I thanked Jules, and gave her another brief hug and told her I'd catch up with her later. I thanked my manager and told her I'd be in touch soon. It wasn't long before I pulled up in front of Maggie and Penny's house. I sat in my truck trying to pull myself together and steel myself for the emotional ordeal I was about to endure. Eventually I got out and went to the door and rang the bell. A few moments passed before the door opened and there stood Maggie. She was dressed much like I remembered her in high school years ago. I supposed she had been out today and simply hadn't changed since she got home. Her eyes were puffy and sad but when she saw me at the door her face broke into a warm if sad smile. She silently ushered me inside and after closing the door she wrapped me in her arms and hugged me fiercely, her face buried in the crook of my neck. No words were uttered just the flood of emotions that passed between us, a shared grief. After some time she released me and pulled back at arm's length to study my face. Taking my hand she led me up the stairs to the living room and we both sat side by side on the couch. Maggie continued to hold my hand as we sat in silence collecting our thoughts. I looked around thinking about the first day of my "lessons" sitting on this very couch and studying the room. Of course that brought back a flood of memories of Penny, that quirky vivacious woman. A single tear broke loose and ran down my cheek. Maggie reached up with one hand and gently wiped it away before patting my hand held in hers.

"I'm having the same problem darling..." Maggie said softly. "Everywhere I look I see Penny, everything I see reminds me of her... it's so hard. It's the hardest thing I've ever dealt with in my life, losing her." She admitted. I could feel her pain in her words, it caused me to hurt in a different way. This was pain I understood, I shared it. And those words from my father echoed yet again... I squeezed Maggie's hand.

"My father said something to me the other day, something that has stuck in my mind even with all this hurt and loss. He told me to 'Remember the joy.' At first I thought it was just his way of trying to console me, but I think I see the wisdom behind the words now. It's hard, especially with so much pain and sorrow but... I want to believe in them." I said in a broken voice. "To remember the happiness, the love, the joy that Michelle... and Penny... were. They would not want to be remembered as a source of pain or anguish. That's not who they were. So I keep telling myself over and over... Remember the joy." I said with a heavy sigh and snorted back another load of tears I felt welling up in my eyes. Maggie's hands squeezed mine as she silently pondered what I had just said.

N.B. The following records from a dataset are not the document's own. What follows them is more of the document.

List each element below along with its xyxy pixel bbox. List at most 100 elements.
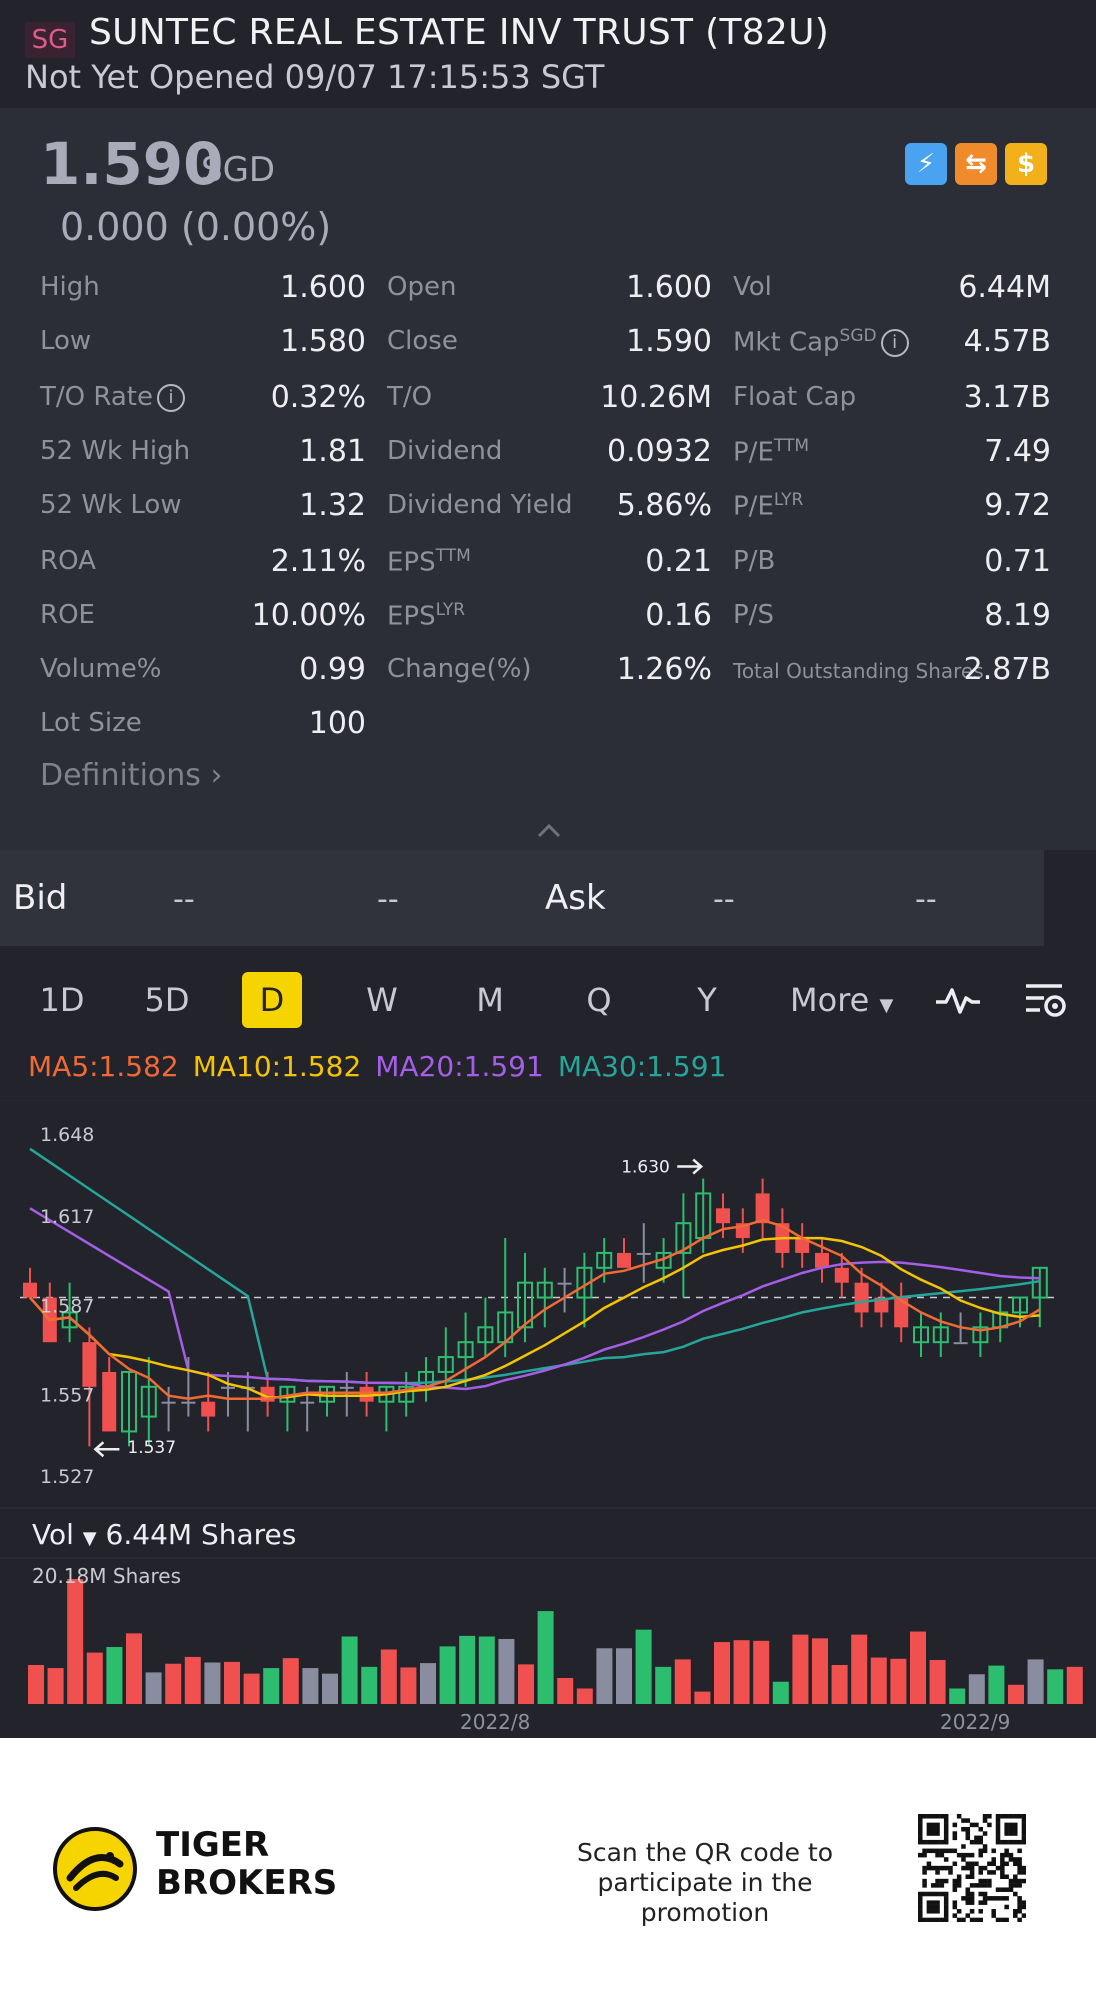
caret-down-icon: ▼: [82, 1528, 97, 1549]
candle-body: [716, 1208, 730, 1224]
qr-module: [930, 1917, 936, 1922]
dollar-icon[interactable]: $: [1005, 143, 1047, 185]
qr-module: [1021, 1822, 1026, 1828]
qr-module: [1004, 1887, 1009, 1892]
qr-module: [935, 1826, 940, 1832]
qr-module: [926, 1848, 932, 1854]
qr-module: [926, 1831, 932, 1836]
qr-module: [1008, 1814, 1014, 1819]
info-icon[interactable]: i: [157, 383, 185, 412]
qr-module: [969, 1852, 975, 1858]
definitions-link[interactable]: Definitions ›: [40, 758, 222, 793]
indicator-icon[interactable]: [934, 978, 982, 1022]
stat-label-text: Close: [387, 326, 458, 356]
stat-label-superscript: TTM: [435, 546, 471, 566]
qr-module: [991, 1857, 996, 1862]
period-tab-d[interactable]: D: [242, 972, 302, 1028]
qr-module: [1004, 1822, 1009, 1828]
info-icon[interactable]: i: [880, 329, 909, 358]
qr-module: [935, 1909, 940, 1914]
qr-module: [1000, 1896, 1005, 1901]
period-tab-m[interactable]: M: [476, 981, 504, 1019]
stat-label: Dividend Yield: [387, 490, 573, 520]
exchange-icon[interactable]: ⇆: [955, 143, 997, 185]
qr-module: [982, 1891, 988, 1897]
volume-header[interactable]: Vol ▼ 6.44M Shares: [32, 1518, 296, 1551]
period-tab-w[interactable]: W: [366, 981, 398, 1019]
candle-body: [1012, 1296, 1028, 1314]
qr-module: [1017, 1857, 1022, 1862]
stat-value: 1.26%: [616, 652, 712, 687]
stat-label: ROE: [40, 600, 95, 630]
qr-module: [961, 1865, 966, 1871]
stat-label-superscript: SGD: [839, 326, 877, 346]
candle-body: [953, 1342, 968, 1345]
qr-module: [1013, 1909, 1018, 1914]
stat-label-superscript: LYR: [773, 490, 804, 510]
volume-bar: [792, 1634, 809, 1704]
volume-bar: [67, 1579, 84, 1704]
candlestick-chart[interactable]: 1.648 1.617 1.587 1.557 1.527 1.630 1.537: [0, 1100, 1096, 1510]
stat-value: 6.44M: [958, 270, 1051, 305]
stat-value: 3.17B: [963, 380, 1051, 415]
qr-module: [965, 1818, 971, 1823]
qr-module: [922, 1891, 927, 1897]
qr-code-icon[interactable]: [918, 1814, 1026, 1922]
chevron-up-icon[interactable]: [535, 820, 563, 840]
qr-module: [952, 1831, 958, 1836]
qr-module: [961, 1844, 966, 1849]
qr-module: [978, 1865, 983, 1871]
more-periods-button[interactable]: More ▼: [790, 972, 893, 1034]
period-tab-q[interactable]: Q: [586, 981, 612, 1019]
volume-bar: [439, 1646, 456, 1704]
ask-price: --: [713, 882, 735, 917]
candle-body: [477, 1326, 494, 1344]
qr-module: [965, 1874, 971, 1879]
ma5-label: MA5:1.582: [28, 1050, 179, 1083]
stat-label: P/B: [733, 546, 775, 576]
qr-module: [978, 1848, 983, 1854]
volume-bar: [714, 1642, 730, 1704]
qr-module: [982, 1848, 988, 1854]
qr-module: [930, 1848, 936, 1854]
volume-bar: [126, 1633, 142, 1704]
date-label-aug: 2022/8: [460, 1710, 531, 1734]
qr-module: [974, 1835, 979, 1841]
chart-settings-icon[interactable]: [1022, 978, 1070, 1022]
promo-text: Scan the QR code to participate in the p…: [576, 1838, 834, 1927]
volume-bar: [851, 1634, 868, 1704]
qr-module: [1013, 1822, 1018, 1828]
qr-module: [956, 1874, 962, 1879]
stat-label: Total Outstanding Shares: [733, 659, 984, 683]
bid-label: Bid: [13, 878, 68, 918]
qr-module: [1013, 1883, 1018, 1888]
qr-module: [1008, 1831, 1014, 1836]
qr-module: [969, 1865, 975, 1871]
stat-value: 10.26M: [600, 380, 712, 415]
candle-body: [102, 1371, 117, 1432]
qr-module: [918, 1814, 923, 1819]
volume-bar: [322, 1673, 338, 1704]
period-tab-y[interactable]: Y: [697, 981, 717, 1019]
y-tick-label: 1.648: [40, 1124, 94, 1146]
period-tab-5d[interactable]: 5D: [144, 981, 190, 1019]
arrow-left-icon: [93, 1441, 120, 1458]
stat-label: Dividend: [387, 436, 502, 466]
qr-module: [969, 1861, 975, 1867]
qr-module: [922, 1865, 927, 1871]
candle-body: [121, 1370, 137, 1433]
qr-module: [918, 1913, 923, 1918]
volume-bar: [86, 1652, 103, 1704]
y-tick-label: 1.617: [40, 1206, 94, 1228]
volume-bar: [47, 1668, 64, 1704]
volume-bar: [870, 1657, 887, 1704]
qr-module: [969, 1839, 975, 1845]
qr-module: [995, 1887, 1001, 1892]
qr-module: [969, 1900, 975, 1905]
lightning-icon[interactable]: ⚡: [905, 143, 947, 185]
qr-module: [918, 1917, 923, 1922]
stat-label-text: Vol: [733, 272, 772, 302]
qr-module: [1008, 1857, 1014, 1862]
qr-module: [987, 1822, 992, 1828]
period-tab-1d[interactable]: 1D: [39, 981, 85, 1019]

"Your father is a wise man Jim, and you are as well. I've always known that you were a kind and gentle soul, mature far beyond your years. There are those who would call you an "old soul", that perhaps you've been around this thing called life a few times already. I'm not sure if I believe in that but there are times that explanations like that seem to fit. Penny was another 'old soul' I think. That may have been why the two of you clicked right from the start." Maggie sighed and wiped her eyes before going on. "God this is hard Jim... There's not going to be a service or a funeral. Penny had told me years ago that she didn't want people, friends standing around grieving over her when she was gone. She instead wished to be cremated, and if there was to be a gathering then to let it be a celebration... a party..." Maggie gasped... "...to remember the joy... Her exact words." She said and then fell silent again. A chill ran through me hearing those words, but something else too. There was in some small way a sense of lightening, as if a weight of some sort had lifted from my soul.